10. A high-speed, slender body ice-breaking system based on ALE, applied to the high-speed, slender body ice-breaking method based on ALE as described in any one of claims 1-9, characterized in that, The system includes: Acquisition module; used to acquire physical parameters of ice, water, air, and high-speed slender bodies via a sensor array; The flow field model construction module is used to construct a lattice Boltzmann flow field model based on a multi-medium physical parameter set, complete the model discretization, boundary condition setting and iterative convergence calculation, and output the real-time dataset of flow field nodes and the dataset of phase interface positions. The ice damage coupling module is used to discretize ice into near-field dynamic particles and establish particle bonding connections to realize the transfer of flow field load to ice particles, determine the bonding breakage and failure state of ice particles, and complete the embedding of the ice damage propagation mechanism into the lattice Boltzmann flow field model and the bidirectional coupling between the flow field and ice damage.

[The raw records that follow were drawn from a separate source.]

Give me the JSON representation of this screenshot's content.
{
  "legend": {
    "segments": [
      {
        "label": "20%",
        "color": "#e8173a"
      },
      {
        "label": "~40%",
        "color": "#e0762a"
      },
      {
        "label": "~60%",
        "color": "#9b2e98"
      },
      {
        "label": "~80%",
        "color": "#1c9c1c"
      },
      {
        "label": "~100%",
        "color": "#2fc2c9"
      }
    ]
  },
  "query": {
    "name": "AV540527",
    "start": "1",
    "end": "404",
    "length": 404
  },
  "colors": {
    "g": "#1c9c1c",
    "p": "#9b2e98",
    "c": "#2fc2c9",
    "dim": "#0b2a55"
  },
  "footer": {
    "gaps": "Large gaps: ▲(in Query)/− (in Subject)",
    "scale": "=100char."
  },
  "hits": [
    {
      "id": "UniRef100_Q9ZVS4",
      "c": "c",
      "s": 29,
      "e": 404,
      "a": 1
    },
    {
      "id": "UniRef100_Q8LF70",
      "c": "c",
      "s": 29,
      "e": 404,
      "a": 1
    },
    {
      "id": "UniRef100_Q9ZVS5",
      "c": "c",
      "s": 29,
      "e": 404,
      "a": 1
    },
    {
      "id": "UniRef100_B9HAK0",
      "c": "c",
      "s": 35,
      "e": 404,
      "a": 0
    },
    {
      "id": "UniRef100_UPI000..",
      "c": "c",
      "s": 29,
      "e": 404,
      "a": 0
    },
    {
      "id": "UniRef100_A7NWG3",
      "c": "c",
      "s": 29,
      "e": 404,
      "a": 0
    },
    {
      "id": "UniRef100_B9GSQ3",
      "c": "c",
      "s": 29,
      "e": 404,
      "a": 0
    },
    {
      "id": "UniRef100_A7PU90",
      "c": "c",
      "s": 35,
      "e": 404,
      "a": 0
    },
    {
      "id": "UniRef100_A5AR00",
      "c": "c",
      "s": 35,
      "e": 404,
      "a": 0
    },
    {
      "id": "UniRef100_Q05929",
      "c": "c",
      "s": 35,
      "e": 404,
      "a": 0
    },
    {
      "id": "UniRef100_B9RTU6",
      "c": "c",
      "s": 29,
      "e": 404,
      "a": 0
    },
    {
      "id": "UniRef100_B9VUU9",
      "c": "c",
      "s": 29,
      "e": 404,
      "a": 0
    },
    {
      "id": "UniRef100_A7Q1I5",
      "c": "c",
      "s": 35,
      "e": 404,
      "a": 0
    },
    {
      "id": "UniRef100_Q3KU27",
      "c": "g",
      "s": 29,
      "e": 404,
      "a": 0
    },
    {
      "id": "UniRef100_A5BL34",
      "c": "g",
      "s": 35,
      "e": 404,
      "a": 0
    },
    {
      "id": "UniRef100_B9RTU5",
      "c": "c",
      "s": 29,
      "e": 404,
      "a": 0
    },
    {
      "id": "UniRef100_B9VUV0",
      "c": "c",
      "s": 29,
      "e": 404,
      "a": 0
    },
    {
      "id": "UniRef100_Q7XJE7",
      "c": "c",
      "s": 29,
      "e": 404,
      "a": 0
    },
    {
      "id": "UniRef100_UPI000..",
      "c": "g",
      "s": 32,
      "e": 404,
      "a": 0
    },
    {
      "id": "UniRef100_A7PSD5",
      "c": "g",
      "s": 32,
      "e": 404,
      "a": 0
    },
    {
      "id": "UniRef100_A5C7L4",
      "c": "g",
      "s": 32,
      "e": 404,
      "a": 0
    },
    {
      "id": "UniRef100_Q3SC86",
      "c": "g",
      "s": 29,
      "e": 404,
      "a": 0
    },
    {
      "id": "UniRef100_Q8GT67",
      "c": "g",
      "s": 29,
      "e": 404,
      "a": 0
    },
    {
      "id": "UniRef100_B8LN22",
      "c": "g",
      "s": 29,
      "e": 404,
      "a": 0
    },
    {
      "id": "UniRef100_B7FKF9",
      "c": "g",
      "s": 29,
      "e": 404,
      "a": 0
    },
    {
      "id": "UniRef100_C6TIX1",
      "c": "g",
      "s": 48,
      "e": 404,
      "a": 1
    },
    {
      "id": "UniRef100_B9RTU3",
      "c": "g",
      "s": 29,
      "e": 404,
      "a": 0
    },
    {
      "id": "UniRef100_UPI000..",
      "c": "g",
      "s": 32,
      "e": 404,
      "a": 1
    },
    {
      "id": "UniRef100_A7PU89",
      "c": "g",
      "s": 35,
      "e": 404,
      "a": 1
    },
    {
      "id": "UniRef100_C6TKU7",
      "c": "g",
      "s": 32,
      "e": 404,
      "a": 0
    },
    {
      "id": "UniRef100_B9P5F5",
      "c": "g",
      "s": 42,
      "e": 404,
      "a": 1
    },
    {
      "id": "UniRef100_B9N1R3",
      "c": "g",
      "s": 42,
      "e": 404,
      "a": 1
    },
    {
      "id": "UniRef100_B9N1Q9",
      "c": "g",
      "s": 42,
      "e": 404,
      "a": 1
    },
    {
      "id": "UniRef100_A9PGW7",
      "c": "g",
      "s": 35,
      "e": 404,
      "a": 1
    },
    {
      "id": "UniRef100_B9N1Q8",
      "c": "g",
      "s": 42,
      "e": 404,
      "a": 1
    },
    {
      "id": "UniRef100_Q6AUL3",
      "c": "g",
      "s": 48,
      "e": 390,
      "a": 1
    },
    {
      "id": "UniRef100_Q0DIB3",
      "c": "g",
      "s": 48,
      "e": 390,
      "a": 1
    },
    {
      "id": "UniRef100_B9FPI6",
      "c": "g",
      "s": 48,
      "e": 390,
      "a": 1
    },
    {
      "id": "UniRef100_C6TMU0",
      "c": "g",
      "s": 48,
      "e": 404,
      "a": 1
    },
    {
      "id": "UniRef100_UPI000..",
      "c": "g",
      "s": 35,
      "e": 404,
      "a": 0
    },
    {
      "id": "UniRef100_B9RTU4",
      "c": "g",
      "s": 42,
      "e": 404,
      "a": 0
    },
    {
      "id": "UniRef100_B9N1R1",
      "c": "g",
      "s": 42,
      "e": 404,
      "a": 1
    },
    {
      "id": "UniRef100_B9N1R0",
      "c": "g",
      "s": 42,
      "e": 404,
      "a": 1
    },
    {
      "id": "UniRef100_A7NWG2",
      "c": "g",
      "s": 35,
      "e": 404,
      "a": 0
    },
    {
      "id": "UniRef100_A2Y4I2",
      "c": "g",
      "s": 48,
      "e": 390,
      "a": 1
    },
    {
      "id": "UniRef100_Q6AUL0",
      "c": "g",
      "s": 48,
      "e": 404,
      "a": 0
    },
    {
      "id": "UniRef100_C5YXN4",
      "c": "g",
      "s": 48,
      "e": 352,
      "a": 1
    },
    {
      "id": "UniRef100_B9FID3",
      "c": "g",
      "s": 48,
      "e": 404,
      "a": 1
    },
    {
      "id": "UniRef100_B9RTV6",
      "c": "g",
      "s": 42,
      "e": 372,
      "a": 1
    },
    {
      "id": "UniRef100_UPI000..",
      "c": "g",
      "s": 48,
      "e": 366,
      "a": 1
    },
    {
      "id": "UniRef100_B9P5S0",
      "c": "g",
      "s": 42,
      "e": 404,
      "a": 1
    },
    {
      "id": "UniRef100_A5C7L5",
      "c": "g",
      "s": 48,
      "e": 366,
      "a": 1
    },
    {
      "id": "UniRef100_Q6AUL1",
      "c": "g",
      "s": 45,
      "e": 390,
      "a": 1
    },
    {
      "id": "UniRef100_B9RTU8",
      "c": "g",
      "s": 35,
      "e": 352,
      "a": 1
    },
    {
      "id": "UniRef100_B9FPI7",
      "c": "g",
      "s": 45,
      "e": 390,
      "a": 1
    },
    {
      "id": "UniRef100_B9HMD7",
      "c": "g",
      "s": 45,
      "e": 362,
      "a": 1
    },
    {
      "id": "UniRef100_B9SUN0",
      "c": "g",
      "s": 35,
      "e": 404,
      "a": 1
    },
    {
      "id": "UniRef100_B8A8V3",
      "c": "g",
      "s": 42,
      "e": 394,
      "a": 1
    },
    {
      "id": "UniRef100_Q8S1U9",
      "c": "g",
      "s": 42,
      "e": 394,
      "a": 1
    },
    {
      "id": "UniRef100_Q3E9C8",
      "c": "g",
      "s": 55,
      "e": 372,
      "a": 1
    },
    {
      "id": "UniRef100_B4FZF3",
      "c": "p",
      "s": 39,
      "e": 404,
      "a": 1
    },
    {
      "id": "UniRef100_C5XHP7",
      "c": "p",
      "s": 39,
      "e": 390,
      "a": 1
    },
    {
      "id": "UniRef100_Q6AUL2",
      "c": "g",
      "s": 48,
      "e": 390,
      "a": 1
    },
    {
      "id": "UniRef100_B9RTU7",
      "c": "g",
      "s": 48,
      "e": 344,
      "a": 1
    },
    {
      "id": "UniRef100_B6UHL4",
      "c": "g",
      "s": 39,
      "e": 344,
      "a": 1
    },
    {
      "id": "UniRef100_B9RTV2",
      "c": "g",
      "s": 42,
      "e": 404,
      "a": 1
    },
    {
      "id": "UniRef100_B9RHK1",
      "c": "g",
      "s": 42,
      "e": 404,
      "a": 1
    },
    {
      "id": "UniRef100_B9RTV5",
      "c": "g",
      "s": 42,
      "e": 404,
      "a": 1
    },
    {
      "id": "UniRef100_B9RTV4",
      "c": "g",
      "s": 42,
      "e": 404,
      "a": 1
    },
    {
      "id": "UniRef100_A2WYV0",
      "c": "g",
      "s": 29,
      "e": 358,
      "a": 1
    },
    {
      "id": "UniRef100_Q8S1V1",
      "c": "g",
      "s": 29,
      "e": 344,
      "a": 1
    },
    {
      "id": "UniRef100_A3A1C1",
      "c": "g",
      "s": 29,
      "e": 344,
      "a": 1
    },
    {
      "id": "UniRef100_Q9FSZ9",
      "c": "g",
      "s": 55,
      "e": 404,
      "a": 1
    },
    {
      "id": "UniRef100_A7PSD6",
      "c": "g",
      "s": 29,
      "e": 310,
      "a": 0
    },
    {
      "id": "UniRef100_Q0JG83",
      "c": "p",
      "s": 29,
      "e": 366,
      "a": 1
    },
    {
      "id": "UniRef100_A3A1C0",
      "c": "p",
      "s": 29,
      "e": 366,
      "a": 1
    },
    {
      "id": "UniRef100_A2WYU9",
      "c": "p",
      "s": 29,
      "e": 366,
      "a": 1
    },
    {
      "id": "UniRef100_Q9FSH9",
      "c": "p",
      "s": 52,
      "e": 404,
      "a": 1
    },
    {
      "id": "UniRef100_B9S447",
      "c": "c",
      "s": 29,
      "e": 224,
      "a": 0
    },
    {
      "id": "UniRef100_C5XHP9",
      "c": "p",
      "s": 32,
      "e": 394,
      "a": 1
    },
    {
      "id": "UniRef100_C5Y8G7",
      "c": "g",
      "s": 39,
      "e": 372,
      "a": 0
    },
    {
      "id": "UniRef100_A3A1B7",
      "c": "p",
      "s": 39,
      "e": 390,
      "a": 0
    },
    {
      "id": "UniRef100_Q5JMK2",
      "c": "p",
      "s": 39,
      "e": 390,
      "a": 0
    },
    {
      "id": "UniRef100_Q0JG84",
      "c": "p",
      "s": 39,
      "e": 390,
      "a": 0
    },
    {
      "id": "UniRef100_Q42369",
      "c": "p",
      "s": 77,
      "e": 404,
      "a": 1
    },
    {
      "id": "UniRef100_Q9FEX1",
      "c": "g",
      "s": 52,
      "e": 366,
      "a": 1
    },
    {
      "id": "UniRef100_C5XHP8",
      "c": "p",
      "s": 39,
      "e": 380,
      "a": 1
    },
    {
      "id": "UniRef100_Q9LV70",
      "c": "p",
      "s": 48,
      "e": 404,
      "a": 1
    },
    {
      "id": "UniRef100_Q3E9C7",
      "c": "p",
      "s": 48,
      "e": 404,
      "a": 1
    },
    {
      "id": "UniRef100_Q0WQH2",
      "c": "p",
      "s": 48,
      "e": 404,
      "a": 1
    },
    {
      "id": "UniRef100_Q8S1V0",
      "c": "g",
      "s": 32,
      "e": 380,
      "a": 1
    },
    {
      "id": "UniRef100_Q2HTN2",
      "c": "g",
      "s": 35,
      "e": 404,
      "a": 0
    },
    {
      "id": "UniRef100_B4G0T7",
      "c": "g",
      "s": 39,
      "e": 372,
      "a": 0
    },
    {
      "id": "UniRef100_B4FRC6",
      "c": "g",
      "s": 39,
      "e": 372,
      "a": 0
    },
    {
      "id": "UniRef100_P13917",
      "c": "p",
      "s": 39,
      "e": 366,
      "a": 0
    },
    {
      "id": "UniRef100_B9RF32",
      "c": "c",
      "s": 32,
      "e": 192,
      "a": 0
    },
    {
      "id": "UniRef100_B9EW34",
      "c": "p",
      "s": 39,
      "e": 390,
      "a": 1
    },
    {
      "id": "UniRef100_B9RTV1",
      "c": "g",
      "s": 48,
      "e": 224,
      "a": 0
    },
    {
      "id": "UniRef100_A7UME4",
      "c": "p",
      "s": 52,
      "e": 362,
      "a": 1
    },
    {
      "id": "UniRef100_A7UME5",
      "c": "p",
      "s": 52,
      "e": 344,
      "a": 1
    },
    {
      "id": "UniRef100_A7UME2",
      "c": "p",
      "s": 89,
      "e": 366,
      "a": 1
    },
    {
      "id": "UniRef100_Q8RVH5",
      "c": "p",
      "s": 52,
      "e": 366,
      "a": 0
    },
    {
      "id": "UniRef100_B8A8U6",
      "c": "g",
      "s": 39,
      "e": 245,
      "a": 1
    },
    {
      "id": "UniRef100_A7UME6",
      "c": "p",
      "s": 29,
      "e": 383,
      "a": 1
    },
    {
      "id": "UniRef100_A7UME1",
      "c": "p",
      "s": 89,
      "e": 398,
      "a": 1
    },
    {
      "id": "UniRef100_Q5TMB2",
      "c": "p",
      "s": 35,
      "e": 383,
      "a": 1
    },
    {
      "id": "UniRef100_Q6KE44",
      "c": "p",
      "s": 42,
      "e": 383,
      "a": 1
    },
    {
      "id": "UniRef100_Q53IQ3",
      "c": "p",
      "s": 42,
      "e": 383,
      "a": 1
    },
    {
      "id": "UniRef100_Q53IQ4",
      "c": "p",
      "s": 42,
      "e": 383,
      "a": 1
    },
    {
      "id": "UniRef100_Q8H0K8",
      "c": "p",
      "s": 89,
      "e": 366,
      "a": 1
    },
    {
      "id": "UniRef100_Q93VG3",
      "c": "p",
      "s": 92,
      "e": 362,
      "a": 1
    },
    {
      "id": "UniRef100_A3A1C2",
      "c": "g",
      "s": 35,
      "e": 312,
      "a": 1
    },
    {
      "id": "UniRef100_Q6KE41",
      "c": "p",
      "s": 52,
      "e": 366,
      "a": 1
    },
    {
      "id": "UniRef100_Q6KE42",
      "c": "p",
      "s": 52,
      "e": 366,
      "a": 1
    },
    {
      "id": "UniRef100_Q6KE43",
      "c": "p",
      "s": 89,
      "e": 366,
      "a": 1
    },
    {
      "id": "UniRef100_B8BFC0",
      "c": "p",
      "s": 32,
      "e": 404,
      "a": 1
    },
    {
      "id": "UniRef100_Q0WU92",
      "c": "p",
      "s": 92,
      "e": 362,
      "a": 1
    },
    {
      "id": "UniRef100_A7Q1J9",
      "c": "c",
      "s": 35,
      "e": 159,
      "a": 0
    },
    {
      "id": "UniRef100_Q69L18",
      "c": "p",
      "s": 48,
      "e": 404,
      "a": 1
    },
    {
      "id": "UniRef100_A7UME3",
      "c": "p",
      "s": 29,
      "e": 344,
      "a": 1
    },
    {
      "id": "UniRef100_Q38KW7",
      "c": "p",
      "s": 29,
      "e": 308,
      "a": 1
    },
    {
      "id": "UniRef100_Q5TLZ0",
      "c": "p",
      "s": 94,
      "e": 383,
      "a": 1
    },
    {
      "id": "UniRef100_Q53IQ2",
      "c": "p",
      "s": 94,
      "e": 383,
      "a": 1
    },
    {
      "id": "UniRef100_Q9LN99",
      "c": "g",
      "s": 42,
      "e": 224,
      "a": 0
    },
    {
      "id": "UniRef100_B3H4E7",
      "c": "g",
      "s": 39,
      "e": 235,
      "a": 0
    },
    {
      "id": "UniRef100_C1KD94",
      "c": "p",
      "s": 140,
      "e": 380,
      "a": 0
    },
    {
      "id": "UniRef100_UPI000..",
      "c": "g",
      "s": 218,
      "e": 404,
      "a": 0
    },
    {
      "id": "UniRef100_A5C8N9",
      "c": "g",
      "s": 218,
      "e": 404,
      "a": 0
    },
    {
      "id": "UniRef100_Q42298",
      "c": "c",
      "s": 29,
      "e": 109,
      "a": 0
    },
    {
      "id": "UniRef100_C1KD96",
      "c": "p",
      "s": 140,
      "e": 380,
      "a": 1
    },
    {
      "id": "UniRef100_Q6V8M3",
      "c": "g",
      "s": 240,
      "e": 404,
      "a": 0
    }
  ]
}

The interface fusion correction module is used to discretize the cross-medium interface into smooth particles, construct a cubic spline kernel function to calculate the physical quantities of the interface particles, correct the ALE mesh interface through the interface capture algorithm, achieve accurate matching between interface features and ALE mesh, and complete the assignment mapping of relevant data of lattice Boltzmann flow field model to ALE. The ALE mesh processing module is used to assign multi-medium physical parameter sets to ALE, complete the Lagrange step calculation of ALE mesh, perform topology reconstruction and physical quantity mapping on distorted mesh, and verify the quality of the reconstructed mesh from the dimensions of mesh distortion rate and physical quantity mapping error. The numerical simulation module is used to set the initial launch parameters of the high-speed slender body, perform multiphysics field evolution calculations of the water-breaking process using the lattice Boltzmann flow field model, obtain the multiphysics field evolution dataset of the entire process and visualize it, and correct the initial launch parameters based on the simulation results to complete the numerical simulation of high-speed slender body water-breaking based on ALE.